Folk Alliance Newsletter
by Joel Mabus
written April 1998
Ah summer! What a difference a season makes for the working folk performer! The cozy coffeehouses, college unions, nature centers, and church basements give way to sunny plazas, barn-wood stages, flatbed trucks, and those ubiquitous folding sheet metal municipal band-shells-on-wheels.
Performing outdoors is a whole different game. Whether a folk festival or an art-in-the-park performance, things are very different for the performer. Your set that killed 'em indoors last winter might flop out there in the sunshine. Why? Good question.
Focus is one thing. When you are on a defined stage in a dark room with all lights on you, it follows that all eyes are on you too. Outdoors in the sun, it's just as easy for an attendee to be watching clouds, their kids playing, the fetching young person in the tank top across the way -- any one of a thousand distractions. (After dark, with stage lights on, focus returns to the stage. It's the time you want to be there.)
Some performers deal with this problem in a number of ways. They might dress flashier. Or become more animated. Twirl batons. Break into clog dancing. Scream. Anything to draw attention to the stage. Sometimes this can be an artistic statement. Sometimes it can be a desperate ploy to pander to the audience. Sometimes both.
Audience apathy is another problem. This is especially so at those events where admission is free. You find you are no longer playing to a group of folk fans or even music lovers. Your audience is a group of casual sun-seekers out for a day of cheap recreation. And you are a mere diversion in their afternoon. Many of them haven't seen live music in years. Expect to be under appreciated, unless you perform something much like what they might see on TV.
At bona fide Folk Festivals on the other hand you will be playing to "your" people. But after a day or so of euphoria, you might find yourself playing to emotionally exhausted folkies on a Sunday afternoon. Remember, too, that a festival is like a family reunion for most attendees, so a lot of chitchatting and elbow rubbing is competing with you for the audience's attention.
And why does the sound always suck?!? Well, it doesn't always. Some sound crews at festivals do a great job. But it is many times harder to achieve great sound outdoors. And when the acts change every 25 minutes, it's hard to get a good mix -- even if you did do a sound check five hours earlier. Often a band shell creates a weird overtone, or a speaker was blown during the last act up, or the monitor amp blew up. You name it -- it could happen. Don't expect wonderful. Appreciate adequate.
If you travel with your own sound crew, outdoor surprises can be kept to a minimum. But when you are left to the devices of strangers running your sound, it can be helpful to have a short, pleasant conversation with the person who will be in charge of the knobs while you are onstage. If they are professional, it's best to tell them how you want to sound, rather than telling them exactly what to do. They know their equipment better than you do, and will appreciate your input as to the total sound you are after. If, on the other hand, you sense that someone who has no clue has been handed the keys to the municipal sound system, you might take a more hands-on approach to running the sound.

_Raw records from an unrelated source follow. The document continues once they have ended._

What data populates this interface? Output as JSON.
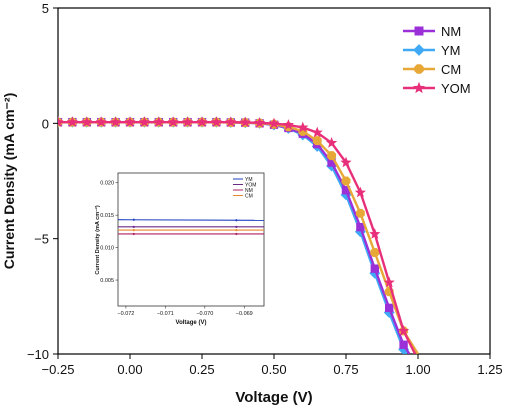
{
  "chart_data": [
    {
      "type": "line",
      "xlabel": "Voltage (V)",
      "ylabel": "Current Density (mA cm⁻²)",
      "xlim": [
        -0.25,
        1.25
      ],
      "ylim": [
        -10,
        5
      ],
      "xticks": [
        -0.25,
        0.0,
        0.25,
        0.5,
        0.75,
        1.0,
        1.25
      ],
      "xtick_labels": [
        "-0.25",
        "0.00",
        "0.25",
        "0.50",
        "0.75",
        "1.00",
        "1.25"
      ],
      "yticks": [
        -10,
        -5,
        0,
        5
      ],
      "ytick_labels": [
        "-10",
        "-5",
        "0",
        "5"
      ],
      "grid": false,
      "legend_position": "top-right",
      "series": [
        {
          "name": "NM",
          "color": "#9b30d9",
          "marker": "square",
          "x": [
            -0.25,
            -0.2,
            -0.15,
            -0.1,
            -0.05,
            0.0,
            0.05,
            0.1,
            0.15,
            0.2,
            0.25,
            0.3,
            0.35,
            0.4,
            0.45,
            0.5,
            0.55,
            0.6,
            0.65,
            0.7,
            0.75,
            0.8,
            0.85,
            0.9,
            0.95,
            0.97
          ],
          "y": [
            0.05,
            0.05,
            0.05,
            0.05,
            0.05,
            0.05,
            0.05,
            0.05,
            0.05,
            0.05,
            0.05,
            0.05,
            0.04,
            0.03,
            0.0,
            -0.06,
            -0.2,
            -0.45,
            -0.9,
            -1.7,
            -2.9,
            -4.5,
            -6.3,
            -8.0,
            -9.6,
            -10
          ]
        },
        {
          "name": "YM",
          "color": "#3fa9f5",
          "marker": "diamond",
          "x": [
            -0.25,
            -0.2,
            -0.15,
            -0.1,
            -0.05,
            0.0,
            0.05,
            0.1,
            0.15,
            0.2,
            0.25,
            0.3,
            0.35,
            0.4,
            0.45,
            0.5,
            0.55,
            0.6,
            0.65,
            0.7,
            0.75,
            0.8,
            0.85,
            0.9,
            0.95,
            0.96
          ],
          "y": [
            0.05,
            0.05,
            0.05,
            0.05,
            0.05,
            0.05,
            0.05,
            0.05,
            0.05,
            0.05,
            0.05,
            0.05,
            0.04,
            0.03,
            0.0,
            -0.07,
            -0.22,
            -0.5,
            -1.0,
            -1.85,
            -3.1,
            -4.7,
            -6.5,
            -8.2,
            -9.8,
            -10
          ]
        },
        {
          "name": "CM",
          "color": "#e8a838",
          "marker": "circle",
          "x": [
            -0.25,
            -0.2,
            -0.15,
            -0.1,
            -0.05,
            0.0,
            0.05,
            0.1,
            0.15,
            0.2,
            0.25,
            0.3,
            0.35,
            0.4,
            0.45,
            0.5,
            0.55,
            0.6,
            0.65,
            0.7,
            0.75,
            0.8,
            0.85,
            0.9,
            0.95,
            1.0
          ],
          "y": [
            0.05,
            0.05,
            0.05,
            0.05,
            0.05,
            0.05,
            0.05,
            0.05,
            0.05,
            0.05,
            0.05,
            0.05,
            0.04,
            0.03,
            0.01,
            -0.04,
            -0.15,
            -0.35,
            -0.75,
            -1.4,
            -2.5,
            -3.9,
            -5.6,
            -7.3,
            -9.0,
            -10
          ]
        },
        {
          "name": "YOM",
          "color": "#e8307a",
          "marker": "star",
          "x": [
            -0.25,
            -0.2,
            -0.15,
            -0.1,
            -0.05,
            0.0,
            0.05,
            0.1,
            0.15,
            0.2,
            0.25,
            0.3,
            0.35,
            0.4,
            0.45,
            0.5,
            0.55,
            0.6,
            0.65,
            0.7,
            0.75,
            0.8,
            0.85,
            0.9,
            0.95,
            0.99
          ],
          "y": [
            0.05,
            0.05,
            0.05,
            0.05,
            0.05,
            0.05,
            0.05,
            0.05,
            0.05,
            0.05,
            0.05,
            0.05,
            0.05,
            0.04,
            0.02,
            -0.01,
            -0.07,
            -0.18,
            -0.4,
            -0.85,
            -1.7,
            -3.0,
            -4.8,
            -6.9,
            -9.0,
            -10
          ]
        }
      ]
    },
    {
      "type": "line",
      "xlabel": "Voltage (V)",
      "ylabel": "Current Density (mA cm⁻²)",
      "xlim": [
        -0.0722,
        -0.0685
      ],
      "ylim": [
        0.001,
        0.0215
      ],
      "xticks": [
        -0.072,
        -0.071,
        -0.07,
        -0.069
      ],
      "xtick_labels": [
        "-0.072",
        "-0.071",
        "-0.070",
        "-0.069"
      ],
      "yticks": [
        0.005,
        0.01,
        0.015,
        0.02
      ],
      "ytick_labels": [
        "0.005",
        "0.010",
        "0.015",
        "0.020"
      ],
      "grid": false,
      "legend_position": "top-left",
      "series": [
        {
          "name": "YM",
          "color": "#1f3fbf",
          "x": [
            -0.0722,
            -0.0685
          ],
          "y": [
            0.0143,
            0.0142
          ]
        },
        {
          "name": "YOM",
          "color": "#6a2a8a",
          "x": [
            -0.0722,
            -0.0685
          ],
          "y": [
            0.0132,
            0.0132
          ]
        },
        {
          "name": "NM",
          "color": "#b02060",
          "x": [
            -0.0722,
            -0.0685
          ],
          "y": [
            0.0121,
            0.0121
          ]
        },
        {
          "name": "CM",
          "color": "#e8892a",
          "x": [
            -0.0722,
            -0.0685
          ],
          "y": [
            0.0127,
            0.0127
          ]
        }
      ]
    }
  ]
}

Then there are those practical matters. Sunscreen. Don't leave home without it. 40 minutes on a sunny stage can mean a painful week if not properly coated. Don't rely on the promoter providing a shady spot for the stage. Biting insects are another hazard. Find a repellent you can tolerate. Or dress in long sleeves. Rain is another problem. You will rarely be asked to perform in a downpour, though that has happened to me. But you might be forced to sing in a light mist. Be ready for it! Don't kiss the mike! Or ZAP!
And, as you make your festival plans, you might want to reconsider the option of camping at the festival. Hob-nobbing with the hoi polloi is a joy, but remember that showing up clean, refreshed and rested to your gig is part of your job, too. Can you do that sleeping in a tent? A middle-ground approach I have used is to set up a tent on the grounds to use as my own personal "green room." I can hang there, entertain friends, etc. But I arrange housing somewhere else, so that at night I can sleep in a real bed, awaken to a real shower, and show up at the festival site ready to make music at my best.
So pack up the shades, slickers, sandals, rubber boots, extra strings, and water bottles and hit the road this summer. And don't forget to pack a few promo kits and extra business cards, too. You never know who you will meet in the good old summertime!